The Royal Court deserves a long and loud round of applause for the way it has responded to revelations about sexual harassment in the theatre industry. Vicky Featherstone has led the way, with bold initiatives and bold decision-making.
But the decision this week to cancel Rita, Sue and Bob Too, Out of Joint’s touring revival of Andrea Dunbar’s 1982 play – which features an older married man sleeping with two teenage girls – feels like a misstep.
The Royal Court was concerned about the production’s association with director Max Stafford-Clark, fired from Out of Joint for alleged sexual harassment. Quite right too. It’s absolutely an issue that needed addressing, and would have loomed large over the production at this venue: Stafford-Clark was artistic director at the Royal Court from 1979 to 1993.
To stage it, or not to stage it, must have been a very difficult decision. Just letting it go on obviously risks accusations of hypocrisy. Plus, it’s a new-writing theatre; revivals have a celebratory aspect. And absolutely no one wants to celebrate Stafford-Clark right now.
But was cancelling the production really the best solution? The result is that a play written by a woman, then 19 years old – it is based on her own lived experience – is not being staged. A show that’s now directed by a woman – Kate Wasserberg – won’t be seen and heard.
This feels unfair. It feels as if Stafford-Clark is still the most important guy in the room, as though someone accused of abusing his power is still too powerful. By cancelling the play, the Royal Court is imbuing his actions with greater import than the creative vision of the woman who wrote the play, and the team currently touring it.
I have not see the production, but I’d be very surprised if the context of recent months hasn’t fed into the thinking about this show. And if Wasserberg couldn’t put her own thoughtful stamp on it, if Stafford-Clark’s involvement was an insurmountable taint, then surely Out of Joint wouldn’t (and shouldn’t) be touring it at all?
Does it do disservice to Dunbar’s play to present it in a context so bound up with Stafford-Clark? This is a reasonable argument. But surely it also does disservice to Dunbar’s play to suggest the contextual penumbra of a man’s actions must necessarily cloud and obscure a woman’s words. While some theatregoers would be thinking about it, I hope most could look beyond it too.

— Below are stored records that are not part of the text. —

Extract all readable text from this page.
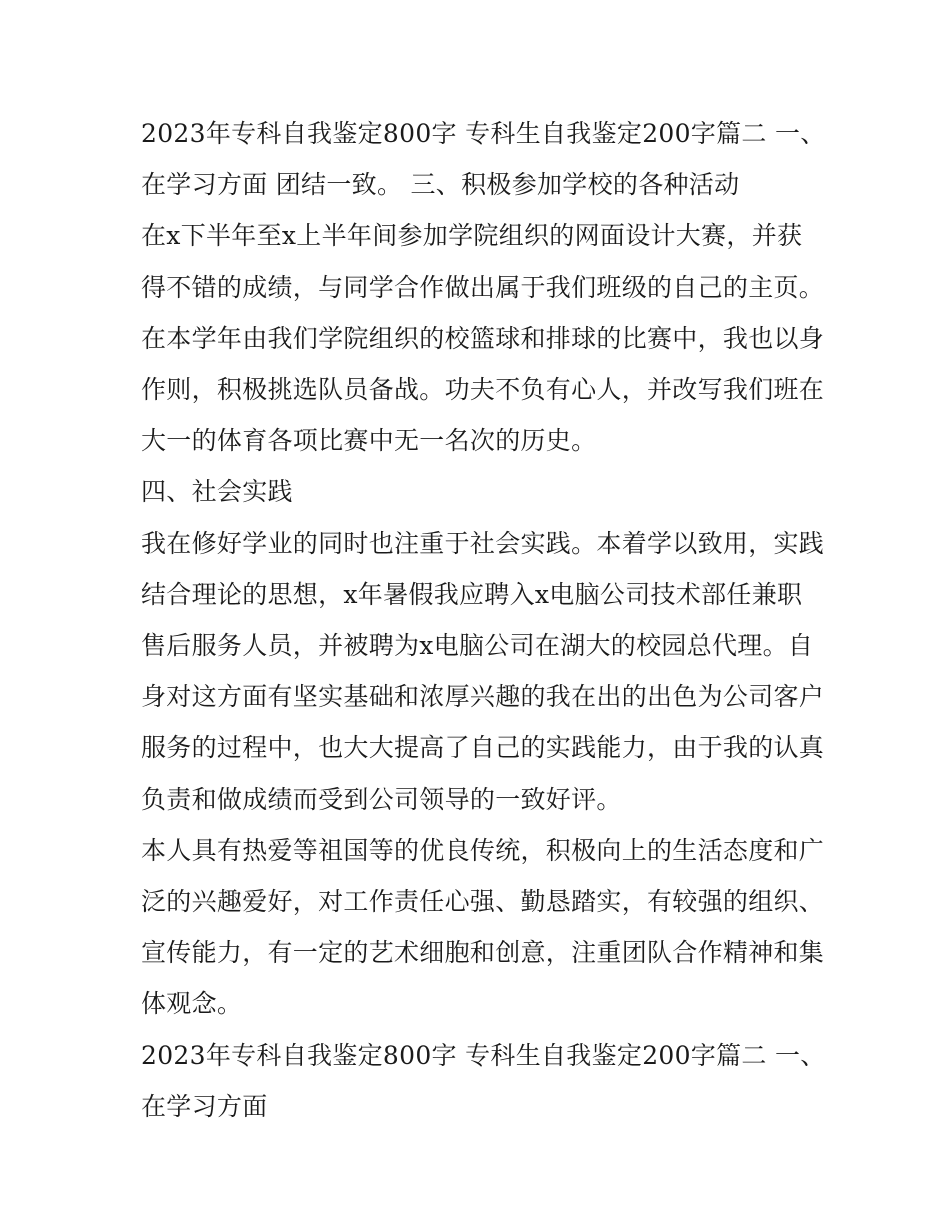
2023年专科自我鉴定800字 专科生自我鉴定200字篇二 一、
在学习方面 团结一致。 三、积极参加学校的各种活动
在x下半年至x上半年间参加学院组织的网面设计大赛，并获
得不错的成绩，与同学合作做出属于我们班级的自己的主页。
在本学年由我们学院组织的校篮球和排球的比赛中，我也以身
作则，积极挑选队员备战。功夫不负有心人，并改写我们班在
大一的体育各项比赛中无一名次的历史。
四、社会实践
我在修好学业的同时也注重于社会实践。本着学以致用，实践
结合理论的思想，x年暑假我应聘入x电脑公司技术部任兼职
售后服务人员，并被聘为x电脑公司在湖大的校园总代理。自
身对这方面有坚实基础和浓厚兴趣的我在出的出色为公司客户
服务的过程中，也大大提高了自己的实践能力，由于我的认真
负责和做成绩而受到公司领导的一致好评。
本人具有热爱等祖国等的优良传统，积极向上的生活态度和广
泛的兴趣爱好，对工作责任心强、勤恳踏实，有较强的组织、
宣传能力，有一定的艺术细胞和创意，注重团队合作精神和集
体观念。
2023年专科自我鉴定800字 专科生自我鉴定200字篇二 一、
在学习方面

And if staging it at the Royal Court is thorny and crunchy and painful… well, perhaps it should be? The Court has so brilliantly led the way on this, it could have been an opportunity to ask more difficult question about what we do with plays and theatrical legacies in the light of certain revelations. Instead, cancelling reads like shutting down rather than opening up that debate.
The waters were further muddied by the Court’s initial press release, which suggested it was “conflictual” for it to stage a work “with its themes of grooming and abuses of power on young women”. This is obviously wildly unhelpful, seeming to imply that the Royal Court can no longer be home to works that tackle such themes – even if they are written by women, about their own stories. Exactly the stories that we need to be hearing right now.
It was surely a muddled statement, and the Royal Court quickly stated on twitter that “it is the background and genesis” of the production, “not a rejection of the play or Andrea’s voice, which remains urgent”.
This is a welcome clarification. But the upshot is still that this urgent voice is not heard.